How America Invented the Red State

According to conventional wisdom, the last quarter century of elections has proved that most of the country leans conservative. It all started with a map.

Perhaps the most enlightening data point from the 2024 election came in early October, when Walz and Vance shared the stage for their vice presidential debate. That debate seemingly promised to hold the key to the eventual results in November, as the long-awaited showdown over heartland authenticity. What viewers got instead was anticlimax. For the first half-hour, the two men agreed on most matters, from immigration to foreign policy. Rural America was barely mentioned except as a way to touch on deindustrialization, trade with China, and opioid addiction.

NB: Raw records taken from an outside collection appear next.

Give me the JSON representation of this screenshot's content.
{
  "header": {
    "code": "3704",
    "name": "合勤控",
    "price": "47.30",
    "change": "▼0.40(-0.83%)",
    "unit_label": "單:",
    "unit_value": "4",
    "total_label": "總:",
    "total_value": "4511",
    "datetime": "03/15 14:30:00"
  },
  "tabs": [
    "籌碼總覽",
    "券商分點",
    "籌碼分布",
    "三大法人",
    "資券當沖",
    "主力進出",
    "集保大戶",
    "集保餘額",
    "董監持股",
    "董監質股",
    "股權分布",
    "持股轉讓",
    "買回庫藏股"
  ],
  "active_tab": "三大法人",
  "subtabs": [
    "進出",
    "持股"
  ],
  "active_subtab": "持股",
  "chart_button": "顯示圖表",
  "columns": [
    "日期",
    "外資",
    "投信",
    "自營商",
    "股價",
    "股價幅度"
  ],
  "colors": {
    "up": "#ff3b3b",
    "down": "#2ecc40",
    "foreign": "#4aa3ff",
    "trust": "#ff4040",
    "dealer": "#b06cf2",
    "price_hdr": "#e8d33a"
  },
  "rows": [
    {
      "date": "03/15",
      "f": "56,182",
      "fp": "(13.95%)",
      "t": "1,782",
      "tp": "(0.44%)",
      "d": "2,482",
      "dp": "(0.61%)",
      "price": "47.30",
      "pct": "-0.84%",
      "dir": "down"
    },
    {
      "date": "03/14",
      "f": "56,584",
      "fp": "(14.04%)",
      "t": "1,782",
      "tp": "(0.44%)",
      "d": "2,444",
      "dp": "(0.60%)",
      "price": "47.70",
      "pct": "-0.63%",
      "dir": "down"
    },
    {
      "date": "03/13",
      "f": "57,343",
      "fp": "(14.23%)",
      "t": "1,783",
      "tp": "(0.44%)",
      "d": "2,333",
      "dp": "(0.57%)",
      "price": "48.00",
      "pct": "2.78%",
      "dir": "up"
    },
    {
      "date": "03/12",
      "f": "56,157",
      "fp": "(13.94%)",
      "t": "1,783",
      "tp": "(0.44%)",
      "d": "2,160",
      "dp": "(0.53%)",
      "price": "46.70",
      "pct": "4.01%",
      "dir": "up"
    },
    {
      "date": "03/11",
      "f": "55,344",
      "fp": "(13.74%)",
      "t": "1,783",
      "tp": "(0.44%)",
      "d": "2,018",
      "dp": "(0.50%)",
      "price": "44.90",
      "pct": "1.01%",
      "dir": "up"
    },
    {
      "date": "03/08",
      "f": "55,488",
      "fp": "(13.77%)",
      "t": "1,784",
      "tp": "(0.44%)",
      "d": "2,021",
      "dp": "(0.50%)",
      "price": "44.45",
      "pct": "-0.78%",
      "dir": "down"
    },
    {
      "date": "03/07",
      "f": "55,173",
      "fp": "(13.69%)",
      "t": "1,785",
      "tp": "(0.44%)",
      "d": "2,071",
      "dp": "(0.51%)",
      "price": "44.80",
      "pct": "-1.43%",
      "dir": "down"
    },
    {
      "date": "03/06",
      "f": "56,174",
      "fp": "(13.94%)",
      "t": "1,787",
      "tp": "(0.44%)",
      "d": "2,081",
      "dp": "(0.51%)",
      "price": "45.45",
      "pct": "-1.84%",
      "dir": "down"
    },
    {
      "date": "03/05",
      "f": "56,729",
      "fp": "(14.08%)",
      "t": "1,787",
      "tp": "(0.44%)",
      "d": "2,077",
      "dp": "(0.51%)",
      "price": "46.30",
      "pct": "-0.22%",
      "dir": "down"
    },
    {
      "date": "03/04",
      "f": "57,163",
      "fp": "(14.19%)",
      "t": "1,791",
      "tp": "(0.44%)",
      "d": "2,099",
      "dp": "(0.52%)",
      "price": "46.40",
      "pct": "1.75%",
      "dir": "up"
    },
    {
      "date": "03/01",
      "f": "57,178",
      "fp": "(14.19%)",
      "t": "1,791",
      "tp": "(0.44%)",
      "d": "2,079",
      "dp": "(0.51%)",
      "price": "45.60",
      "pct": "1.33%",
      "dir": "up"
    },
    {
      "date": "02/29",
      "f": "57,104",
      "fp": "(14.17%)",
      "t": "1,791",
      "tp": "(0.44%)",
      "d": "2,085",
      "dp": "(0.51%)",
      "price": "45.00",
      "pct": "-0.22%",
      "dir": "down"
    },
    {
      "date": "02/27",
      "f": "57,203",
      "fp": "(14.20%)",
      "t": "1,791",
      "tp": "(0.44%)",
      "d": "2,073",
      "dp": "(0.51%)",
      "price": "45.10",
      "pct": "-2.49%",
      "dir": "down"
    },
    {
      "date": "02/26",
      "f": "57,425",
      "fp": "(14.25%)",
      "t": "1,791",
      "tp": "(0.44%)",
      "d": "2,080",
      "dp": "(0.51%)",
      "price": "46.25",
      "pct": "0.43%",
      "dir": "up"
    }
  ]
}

The lack of any substantive discussion of the rural question was the clearest proof that the Democrats had nothing to offer the electorate this time. The Republicans had laid down their Authentic Heartlander card: Vance is an anthropologist turned fatalist, whose solution for the plight of rural America is higher birth rates and a return to traditional values—with the whiteness on both counts heavily emphasized. To counter that, the Democrats reached for the only weapon they had: a populism that, after two decades of psychometrics and hand-waving and condescension, had been suffused with fatalism, poisoning anyone who tried to wield it, even an old hand like Walz.

In retrospect, the dynamic revealed what had been under the surface all along: that rural America exists as nothing more than a myth in the imaginations of both parties. There was, after all, a reason the rural white red-state subject had to be constructed in the first place. Over the 1980s, ’90s and 2000s, rural America went through massive structural changes: Land was consolidated, farms sold, mines closed. As the extractive industries that had been specific to rural areas for so long began to disappear, this organized abandonment shrunk the tax base and left municipal governance in crisis, just when Bill Clinton’s welfare “reform” was revolutionizing the prerogatives of local governance.

The invention of the red-stater provided the liberal establishment with an alibi, absolving it of the obligation to win the votes or practice politics on behalf of a group of people who were increasingly displaced and insecure, wandering from abandoned industrial parks to jails to hospitals. But those people were not good or evil; they were not sacred; they were not authentic or homespun or virtuous. They were not, in fact, uniformly white. They were a population that had once served a distinct role in furthering the cycles of profit accumulation and global land dispossession—and who were now starting to resemble, ironically, the very people that their government and business leaders had spent generations displacing worldwide.